Stoic absorption; Jungian recovery. After Heraclitus the term absorbs the psychological functions once distributed among the Homeric entities. Snell tracks the synthesis: “ψυχή… πνεῦμα λεπτομερές ἐστιν διὰ παντὸς διῆκον τοῦ ἐμψύχου σώματος”psychē as fine-grained pneuma pervading the ensouled body (Snell 1953, p. 312). Anaximenes’s cosmic-air analogy (Sullivan 1995, p. 104) opens what the Stoics develop as pneuma-as-world-soul and what Jung will recover as objective psyche. Jung’s esse in anima — that psyche is the only reality immediately known — is the Jungian reassertion of the Plotinian priority.
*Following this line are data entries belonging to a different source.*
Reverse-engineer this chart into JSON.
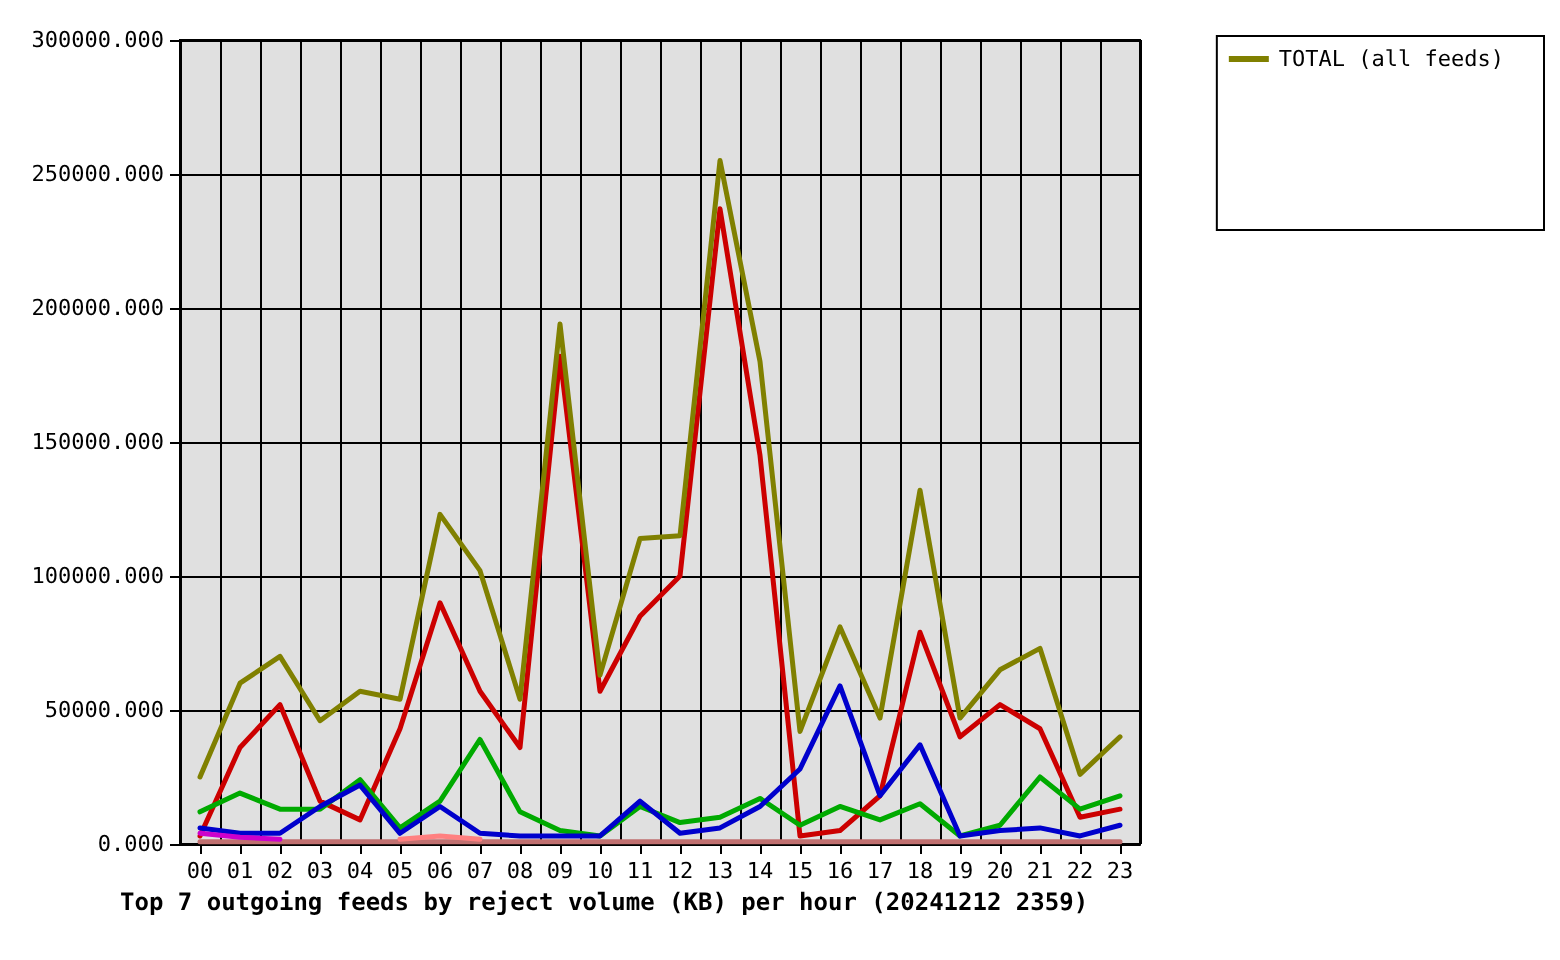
{
  "chart_data": {
    "type": "line",
    "title": "Top 7 outgoing feeds by reject volume (KB) per hour (20241212 2359)",
    "categories": [
      "00",
      "01",
      "02",
      "03",
      "04",
      "05",
      "06",
      "07",
      "08",
      "09",
      "10",
      "11",
      "12",
      "13",
      "14",
      "15",
      "16",
      "17",
      "18",
      "19",
      "20",
      "21",
      "22",
      "23"
    ],
    "series": [
      {
        "color": "#c07070",
        "values": [
          800,
          800,
          800,
          800,
          800,
          800,
          800,
          800,
          800,
          800,
          800,
          800,
          800,
          800,
          800,
          800,
          800,
          800,
          800,
          800,
          800,
          800,
          800,
          800
        ]
      },
      {
        "color": "#cc0000",
        "values": [
          3000,
          36000,
          52000,
          16000,
          9000,
          43000,
          90000,
          57000,
          36000,
          182000,
          57000,
          85000,
          100000,
          237000,
          145000,
          3000,
          5000,
          18000,
          79000,
          40000,
          52000,
          43000,
          10000,
          13000
        ]
      },
      {
        "color": "#00aa00",
        "values": [
          12000,
          19000,
          13000,
          13000,
          24000,
          6000,
          16000,
          39000,
          12000,
          5000,
          3000,
          14000,
          8000,
          10000,
          17000,
          7000,
          14000,
          9000,
          15000,
          3000,
          7000,
          25000,
          13000,
          18000
        ]
      },
      {
        "color": "#0000cc",
        "values": [
          6000,
          4000,
          4000,
          14000,
          22000,
          4000,
          14000,
          4000,
          3000,
          3000,
          3000,
          16000,
          4000,
          6000,
          14000,
          28000,
          59000,
          18000,
          37000,
          3000,
          5000,
          6000,
          3000,
          7000
        ]
      },
      {
        "color": "#cc00cc",
        "values": [
          4000,
          2500,
          1800,
          null,
          null,
          null,
          null,
          null,
          null,
          null,
          null,
          null,
          null,
          null,
          null,
          null,
          null,
          null,
          null,
          null,
          null,
          null,
          null,
          null
        ]
      },
      {
        "color": "#ff8080",
        "values": [
          null,
          null,
          null,
          null,
          null,
          1800,
          3000,
          1800,
          null,
          null,
          null,
          null,
          null,
          null,
          null,
          null,
          null,
          null,
          null,
          null,
          null,
          null,
          null,
          null
        ]
      },
      {
        "name": "TOTAL (all feeds)",
        "color": "#808000",
        "values": [
          25000,
          60000,
          70000,
          46000,
          57000,
          54000,
          123000,
          102000,
          54000,
          194000,
          63000,
          114000,
          115000,
          255000,
          180000,
          42000,
          81000,
          47000,
          132000,
          47000,
          65000,
          73000,
          26000,
          40000
        ]
      }
    ],
    "ylim": [
      0,
      300000
    ],
    "yticks": [
      {
        "value": 0,
        "label": "0.000"
      },
      {
        "value": 50000,
        "label": "50000.000"
      },
      {
        "value": 100000,
        "label": "100000.000"
      },
      {
        "value": 150000,
        "label": "150000.000"
      },
      {
        "value": 200000,
        "label": "200000.000"
      },
      {
        "value": 250000,
        "label": "250000.000"
      },
      {
        "value": 300000,
        "label": "300000.000"
      }
    ],
    "grid": true,
    "legend": "top right",
    "marker": "none",
    "line_style": "solid"
  }
}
Hillman: soul as perspective. Hillman‘s return to the Heraclitean depth and Plotinian priority is at once the most radical and the most classical move of the post-Jungian tradition. Soul is perspective, not substance. “As we work out a psychology that is not centered in the ego, not centered anywhere, we will move away from the ego’s guilt fantasy” (Hillman, Re-Visioning Psychology, 1975). In Archetypal Psychology: A Brief Account he specifies the method: “the ‘recovery of soul in speech’” through image work (Hillman 1983). Psyche is made in the working-with of images, not located behind them.

Every later word for soul in the depth tradition — anima, âme, Seele, soul — is a translation of this concept. To trace anima back to psychē, and psychē back to the Homeric breath-and-shade, is to recover the radical strangeness of what the tradition calls soul.